Utility Owes Aeration to Improved DO Measurements
The 7.5-mgd Main Street Water Reclamation Facility of Gainesville Regional Utilities (GRU) in north central Florida was built in 1930. The older, 100-hp surface aerators in its two aerobic digesters were impeded often during startup by solids concentration. However, running the aerators constantly consumed massive amounts of power and could over-aerate and kill the microorganisms.
Operators needed in-tank DO measurements to maximize aeration efficiency and maintain 28 to 33% reduction in solids. Yet, the traditional membrane-type DO sensors they used required replacement about every two months. Between sensor replacements, operators were cleaning and recalibrating sensors once a week. Concern over accuracy precluded use of DO input to the plant SCADA system to automatically control aeration.
A new solution
In May 2003, GRU began testing a Hach LDO dissolved oxygen probe in one of the
digesters. The probe applies a luminescence technique in which excited luminescent material in the probe sensor emits light as it relaxes at a rate proportional to oxygen concentration.
Performance of the probe pleasantly surprised the GRU staff: Its readings consistently compared well to a handheld DO meter, and it relieved operators of maintenance chores required by the membrane-type sensors. A month later, GRU installed a second LDO probe in the second digester.
Soon after, GRU installed similar LDO probes in the three aeration basins at the Main Street plant and two basins at its second 14.9-mgd Kanapaha plant.

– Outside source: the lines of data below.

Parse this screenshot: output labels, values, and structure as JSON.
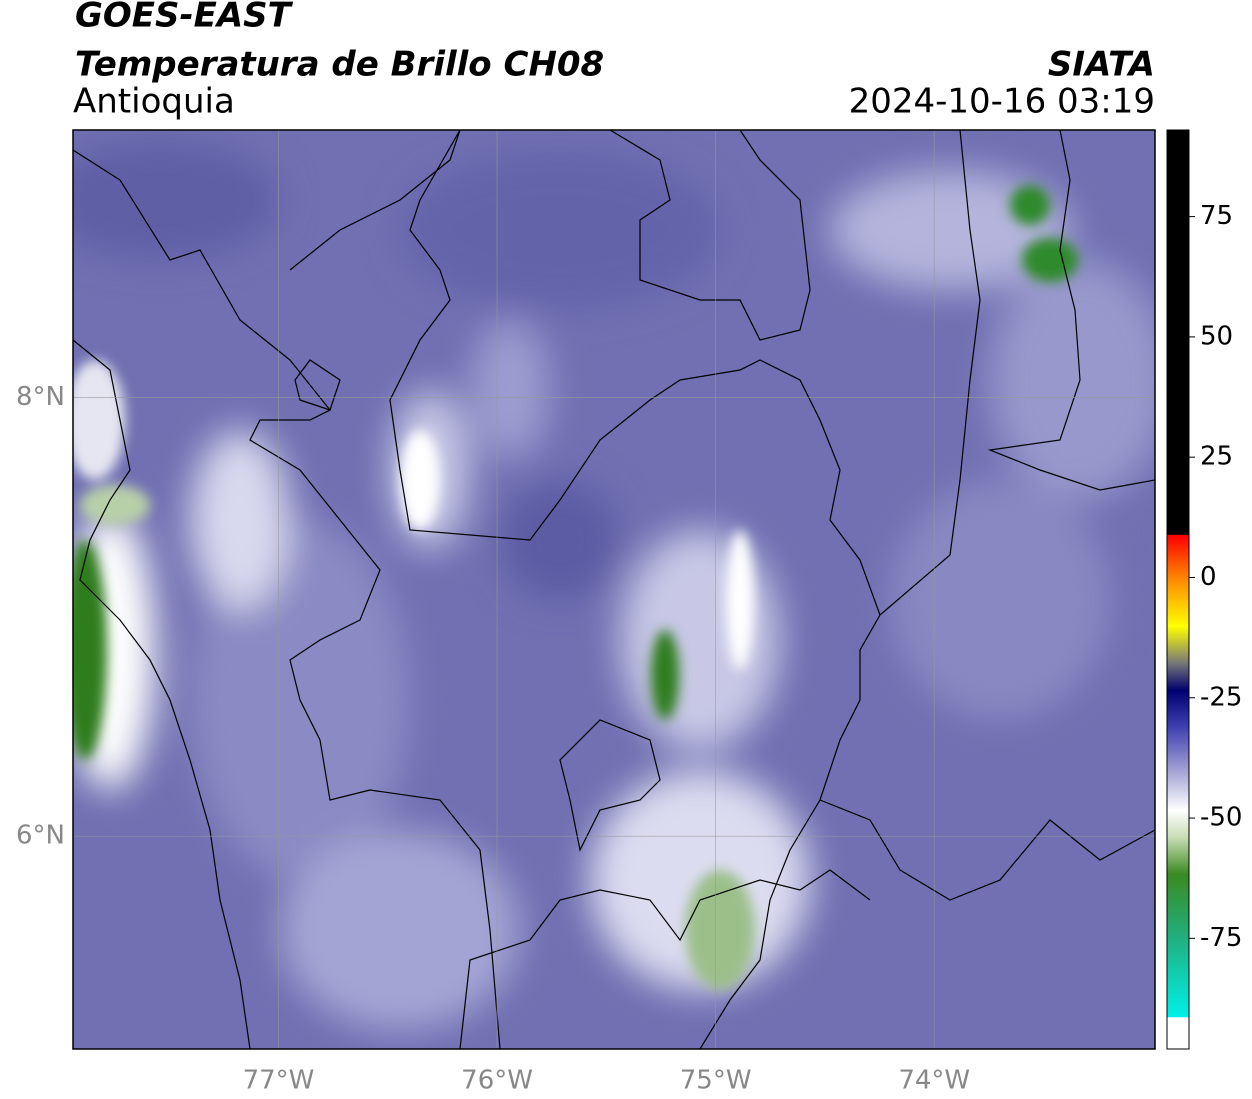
{
  "header": {
    "title": "GOES-EAST",
    "subtitle": "Temperatura de Brillo CH08",
    "region": "Antioquia",
    "source": "SIATA",
    "datetime": "2024-10-16 03:19"
  },
  "map": {
    "xlim": [
      -77.94,
      -72.99
    ],
    "ylim": [
      5.03,
      9.22
    ],
    "xticks": [
      {
        "value": -77,
        "label": "77°W"
      },
      {
        "value": -76,
        "label": "76°W"
      },
      {
        "value": -75,
        "label": "75°W"
      },
      {
        "value": -74,
        "label": "74°W"
      }
    ],
    "yticks": [
      {
        "value": 8,
        "label": "8°N"
      },
      {
        "value": 6,
        "label": "6°N"
      }
    ],
    "grid": true
  },
  "colorbar": {
    "lim": [
      -98,
      93
    ],
    "ticks": [
      75,
      50,
      25,
      0,
      -25,
      -50,
      -75
    ]
  }
}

There, aeration basin DO readings typically measured 2 to 2.5 ppm or more. Operators found the probes were more accurate than the previously used membrane-type sensors—and that a set point of 1.2 ppm was adequate for proper aeration.
According to GRU Director of Water Reclamation Facilities James Hope, the probes have presented no operational or maintenance issues in 21 months of service. Operators have been able to reduce the amount of power needed to maintain healthy microorganism populations. They also have enough confidence in DO measurements to send them to a PID control loop to run the aeration process around DO set points. With reduced maintenance and automated control, GRU did not need to replace four operators who left the utility through attrition.
Hope reported that GRU has saved labor previously spent in weekly sensor calibration, saved the cost of bimonthly membrane replacement, reduced salaries and reduced electricity consumption thanks to automated control—all for a total annual savings exceeding $350,000.
In 2004, GRU installed a 1.5-mgd, 1,000-hp nitrification carrousel at the Kanapaha facility, accompanied by LDO probes to control oxygenation. Total electric use for the expanded plant and the Main Street plant in fiscal 2003-2004 came in more than $127,000 under budget.
Hope was quick to give credit to the LDO probes, "The bottom line tells the story. Our improved DO monitoring program is key to our effective, efficient operation."